Sometimes you read things that are so ridiculous you can barely believe your eyes. Today that prize goes to the Nigerian and Cameroonian musician Dencia, the woman behind a skin lightening product called Whitenicious — yes, that is the product's real name.
Dencia used to be as brown as, say, Whitney Houston, but no more — thanks to Whitenicious, she has bleached her skin to the point that she's as fair as Cate Blanchett. When African-American media outlets discovered the product online, they were not happy. As you can imagine.
This brings us to this Ebony interview (if you can call it that; it reads more like a failed intervention) between Drexel University professor Dr. Yaba Blay and Dencia on how skin lightening and her products are the result of colorism, reaffirming the idea that black skin is wrong and white is right.
The singer's various denials border on delusion.
Africans aren't buying Whitenicious, African-Americans are.
As of now 80% of people that buy my products are African American. It's not Africans. People are saying that it's Africans because they think I live in Africa. … My African market is just 10% because guess what? They don't have credit cards to buy the products and I'm only taking credit cards or PayPal. And they don't have that access, do you get what I'm saying? It's these people that can access that.
First of all, White people love the darker skinned Africans. They like the African that is Alek Wek. There's no in between for them. It's extreme. You're either at A or you're at Z. Now, do you think Africans are lightening to appeal to the White man? No, they're not because the White man doesn't even like the light Africans.
Dencia: Contrary to what people are saying "Oh, this is going to cause you cancer." No, it wouldn't. Whitening your skin will not cause you cancer. There is no, how do they call this thing?
EBONY: Medical research?
Dencia: Yes, there is no medical research!
EBONY: But there is.
Dencia: That it causes cancer?
Dencia: But guess what? The air you breathe outside causes you cancer. Everything in the world causes cancer.
EBONY: ... because of skin bleaching, and because of the use of these products, we see an increase in the numbers of cases of skin cancer in Africa, when that wasn't a medical issue that we suffered from before. Do you understand? So if I tell you, Dencia, yes you can get skin cancer from lightening your skin, are you concerned?
Dencia: You know what? I'm not. First of all, body lotion cannot stop melanin. Melanin comes from inside, not externally. That's why people still have hyperpigmentation. You can bleach your skin all you want you will still produce melanin. Body lotion does not stop your melanin from coming. It does not.
EBONY: But it does.
Dencia: I can assure you. It does not. ... I'm not gonna put those things on my body because I am very conscious when it comes to my health.
I have nieces and nephews who are dark. And I mean dark. And they will not tell you anything but my auntie tells me that I am beautiful the way that I am and that I should never mess with my skin.
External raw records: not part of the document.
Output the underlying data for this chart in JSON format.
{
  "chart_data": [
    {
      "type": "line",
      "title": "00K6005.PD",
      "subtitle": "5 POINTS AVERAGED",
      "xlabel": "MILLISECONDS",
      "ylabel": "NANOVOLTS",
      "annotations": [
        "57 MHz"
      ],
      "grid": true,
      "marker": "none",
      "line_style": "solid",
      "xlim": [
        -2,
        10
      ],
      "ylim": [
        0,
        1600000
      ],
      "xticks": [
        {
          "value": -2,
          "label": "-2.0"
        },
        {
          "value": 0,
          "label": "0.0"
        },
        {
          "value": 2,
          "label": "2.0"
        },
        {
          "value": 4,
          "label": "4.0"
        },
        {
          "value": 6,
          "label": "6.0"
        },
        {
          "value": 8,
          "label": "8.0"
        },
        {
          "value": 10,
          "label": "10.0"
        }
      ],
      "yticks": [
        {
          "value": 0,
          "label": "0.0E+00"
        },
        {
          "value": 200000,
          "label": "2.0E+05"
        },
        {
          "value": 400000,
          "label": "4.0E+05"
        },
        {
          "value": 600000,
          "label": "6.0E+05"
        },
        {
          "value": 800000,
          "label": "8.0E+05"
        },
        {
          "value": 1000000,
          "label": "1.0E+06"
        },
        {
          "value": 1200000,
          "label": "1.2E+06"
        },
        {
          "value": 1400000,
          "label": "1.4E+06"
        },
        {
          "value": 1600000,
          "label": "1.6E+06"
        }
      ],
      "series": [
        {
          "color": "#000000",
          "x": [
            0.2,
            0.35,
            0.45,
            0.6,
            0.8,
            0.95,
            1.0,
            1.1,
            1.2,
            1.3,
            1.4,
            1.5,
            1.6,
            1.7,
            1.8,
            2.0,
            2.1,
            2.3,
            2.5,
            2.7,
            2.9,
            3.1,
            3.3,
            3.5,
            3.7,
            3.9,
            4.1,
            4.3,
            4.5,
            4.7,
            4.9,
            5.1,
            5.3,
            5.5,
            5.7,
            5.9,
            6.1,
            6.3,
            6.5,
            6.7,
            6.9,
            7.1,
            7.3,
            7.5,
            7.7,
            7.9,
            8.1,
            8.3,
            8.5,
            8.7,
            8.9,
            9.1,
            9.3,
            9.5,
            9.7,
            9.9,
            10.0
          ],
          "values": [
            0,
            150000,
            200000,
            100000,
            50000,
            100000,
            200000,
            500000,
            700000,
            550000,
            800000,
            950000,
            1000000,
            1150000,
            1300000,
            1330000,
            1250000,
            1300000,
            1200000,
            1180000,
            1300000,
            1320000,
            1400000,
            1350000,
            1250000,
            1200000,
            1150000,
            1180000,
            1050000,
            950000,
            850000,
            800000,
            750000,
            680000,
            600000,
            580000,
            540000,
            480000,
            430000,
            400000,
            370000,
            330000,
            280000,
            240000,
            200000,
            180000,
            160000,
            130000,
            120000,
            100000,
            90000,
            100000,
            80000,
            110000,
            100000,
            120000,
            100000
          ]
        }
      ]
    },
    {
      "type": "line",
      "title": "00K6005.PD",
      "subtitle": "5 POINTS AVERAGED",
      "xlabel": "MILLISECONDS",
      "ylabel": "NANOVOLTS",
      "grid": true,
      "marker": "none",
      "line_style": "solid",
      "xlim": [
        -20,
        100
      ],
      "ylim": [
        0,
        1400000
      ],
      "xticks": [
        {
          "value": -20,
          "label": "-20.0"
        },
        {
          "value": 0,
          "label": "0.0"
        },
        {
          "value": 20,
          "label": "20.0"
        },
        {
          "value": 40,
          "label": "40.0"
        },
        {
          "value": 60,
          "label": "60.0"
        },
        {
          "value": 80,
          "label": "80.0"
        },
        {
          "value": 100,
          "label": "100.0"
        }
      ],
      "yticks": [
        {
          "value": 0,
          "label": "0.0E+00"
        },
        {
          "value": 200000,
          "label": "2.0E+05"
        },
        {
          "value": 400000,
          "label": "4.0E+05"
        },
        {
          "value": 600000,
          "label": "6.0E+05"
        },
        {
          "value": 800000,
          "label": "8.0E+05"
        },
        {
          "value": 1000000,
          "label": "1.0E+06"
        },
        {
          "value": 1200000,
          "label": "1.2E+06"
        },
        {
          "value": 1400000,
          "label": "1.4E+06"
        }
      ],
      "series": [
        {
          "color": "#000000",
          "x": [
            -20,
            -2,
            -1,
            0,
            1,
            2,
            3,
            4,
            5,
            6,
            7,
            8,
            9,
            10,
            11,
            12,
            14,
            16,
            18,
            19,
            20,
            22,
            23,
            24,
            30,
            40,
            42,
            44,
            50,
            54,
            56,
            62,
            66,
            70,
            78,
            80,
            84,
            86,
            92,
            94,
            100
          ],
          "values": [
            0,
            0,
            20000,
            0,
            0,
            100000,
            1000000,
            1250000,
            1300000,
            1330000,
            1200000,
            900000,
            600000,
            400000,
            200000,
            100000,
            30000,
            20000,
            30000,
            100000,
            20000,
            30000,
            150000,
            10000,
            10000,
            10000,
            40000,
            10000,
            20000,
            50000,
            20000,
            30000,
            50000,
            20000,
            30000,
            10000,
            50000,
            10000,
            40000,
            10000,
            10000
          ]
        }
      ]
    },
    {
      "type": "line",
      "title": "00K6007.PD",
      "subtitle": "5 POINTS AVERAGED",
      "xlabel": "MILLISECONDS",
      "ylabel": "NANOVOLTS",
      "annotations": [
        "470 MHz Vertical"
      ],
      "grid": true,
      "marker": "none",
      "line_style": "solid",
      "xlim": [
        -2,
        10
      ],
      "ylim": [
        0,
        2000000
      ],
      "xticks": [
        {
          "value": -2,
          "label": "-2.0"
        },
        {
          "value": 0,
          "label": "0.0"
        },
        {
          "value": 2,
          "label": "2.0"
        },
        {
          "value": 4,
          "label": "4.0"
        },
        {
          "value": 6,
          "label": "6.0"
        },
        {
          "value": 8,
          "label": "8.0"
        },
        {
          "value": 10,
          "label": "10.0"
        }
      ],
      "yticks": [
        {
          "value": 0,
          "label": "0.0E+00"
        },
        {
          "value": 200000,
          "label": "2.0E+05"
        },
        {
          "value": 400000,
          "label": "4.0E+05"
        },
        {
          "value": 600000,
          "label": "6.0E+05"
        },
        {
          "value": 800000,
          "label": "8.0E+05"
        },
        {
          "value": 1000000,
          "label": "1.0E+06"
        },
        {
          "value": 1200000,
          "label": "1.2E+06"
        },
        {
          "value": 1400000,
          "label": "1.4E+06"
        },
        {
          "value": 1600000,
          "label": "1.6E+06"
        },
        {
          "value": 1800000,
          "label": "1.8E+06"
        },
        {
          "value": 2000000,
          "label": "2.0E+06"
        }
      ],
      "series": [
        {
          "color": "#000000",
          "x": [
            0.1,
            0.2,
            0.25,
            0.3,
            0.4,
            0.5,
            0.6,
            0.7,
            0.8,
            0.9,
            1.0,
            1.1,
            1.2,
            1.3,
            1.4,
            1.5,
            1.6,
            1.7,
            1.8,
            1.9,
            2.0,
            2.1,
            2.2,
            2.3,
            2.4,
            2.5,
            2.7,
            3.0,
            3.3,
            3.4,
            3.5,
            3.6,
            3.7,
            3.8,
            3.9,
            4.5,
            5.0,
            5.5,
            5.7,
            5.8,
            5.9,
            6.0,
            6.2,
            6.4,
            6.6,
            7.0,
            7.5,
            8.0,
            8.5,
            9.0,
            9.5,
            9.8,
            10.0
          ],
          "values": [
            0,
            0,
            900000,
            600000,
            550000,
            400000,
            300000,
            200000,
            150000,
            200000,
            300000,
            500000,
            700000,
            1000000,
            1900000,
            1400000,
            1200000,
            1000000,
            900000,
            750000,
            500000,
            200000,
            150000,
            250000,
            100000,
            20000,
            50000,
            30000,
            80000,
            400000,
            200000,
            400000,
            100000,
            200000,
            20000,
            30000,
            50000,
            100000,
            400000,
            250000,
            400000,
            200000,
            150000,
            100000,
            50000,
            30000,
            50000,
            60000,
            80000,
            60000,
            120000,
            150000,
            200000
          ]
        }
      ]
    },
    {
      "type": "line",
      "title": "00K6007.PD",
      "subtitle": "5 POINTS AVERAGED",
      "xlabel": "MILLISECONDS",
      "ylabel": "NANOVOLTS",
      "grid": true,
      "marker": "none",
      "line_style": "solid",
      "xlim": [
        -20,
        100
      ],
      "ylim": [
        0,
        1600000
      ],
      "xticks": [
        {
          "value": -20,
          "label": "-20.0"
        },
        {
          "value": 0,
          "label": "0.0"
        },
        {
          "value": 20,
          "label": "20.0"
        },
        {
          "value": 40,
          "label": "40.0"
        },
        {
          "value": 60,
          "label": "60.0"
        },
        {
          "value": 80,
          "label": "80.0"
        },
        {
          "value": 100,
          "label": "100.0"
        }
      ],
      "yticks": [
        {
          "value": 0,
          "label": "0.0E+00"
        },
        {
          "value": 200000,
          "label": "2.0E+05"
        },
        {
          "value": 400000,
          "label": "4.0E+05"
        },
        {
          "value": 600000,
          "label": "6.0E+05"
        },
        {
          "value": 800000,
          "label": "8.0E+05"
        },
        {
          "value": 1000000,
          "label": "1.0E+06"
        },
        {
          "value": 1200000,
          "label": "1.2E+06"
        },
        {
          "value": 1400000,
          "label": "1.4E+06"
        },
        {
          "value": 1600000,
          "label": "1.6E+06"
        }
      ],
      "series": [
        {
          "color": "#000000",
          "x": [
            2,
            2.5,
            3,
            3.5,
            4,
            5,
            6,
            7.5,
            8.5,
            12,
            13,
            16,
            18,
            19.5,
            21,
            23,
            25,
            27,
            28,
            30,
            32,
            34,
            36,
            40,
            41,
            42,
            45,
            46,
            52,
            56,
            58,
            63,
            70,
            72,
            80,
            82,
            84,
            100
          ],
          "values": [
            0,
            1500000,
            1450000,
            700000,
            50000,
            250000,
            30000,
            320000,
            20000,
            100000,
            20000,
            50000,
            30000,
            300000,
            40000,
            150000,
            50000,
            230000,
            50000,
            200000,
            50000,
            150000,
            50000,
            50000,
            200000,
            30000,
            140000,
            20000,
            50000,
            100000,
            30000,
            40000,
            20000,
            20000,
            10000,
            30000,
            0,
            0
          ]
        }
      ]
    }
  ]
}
Any dark person I know will tell you.
Dencia: You guys have said too much shit about Beyoncé, Nicki Minaj, Rihanna, but guess what? They're winning. They're at the top of their game. Why don't you just see that what you're doing is not helping you
What Dencia fails to realize and/or mention is that those pop stars were criticized for advertisements in which their skin was lightened, not how they look in real life. But that isn't really the point; Dencia has clearly been beaten down by the racist and colorist ideas that associate light skin with happiness, success and wealth. The very self-hate she claims to be against is exactly what she's peddling to her customers.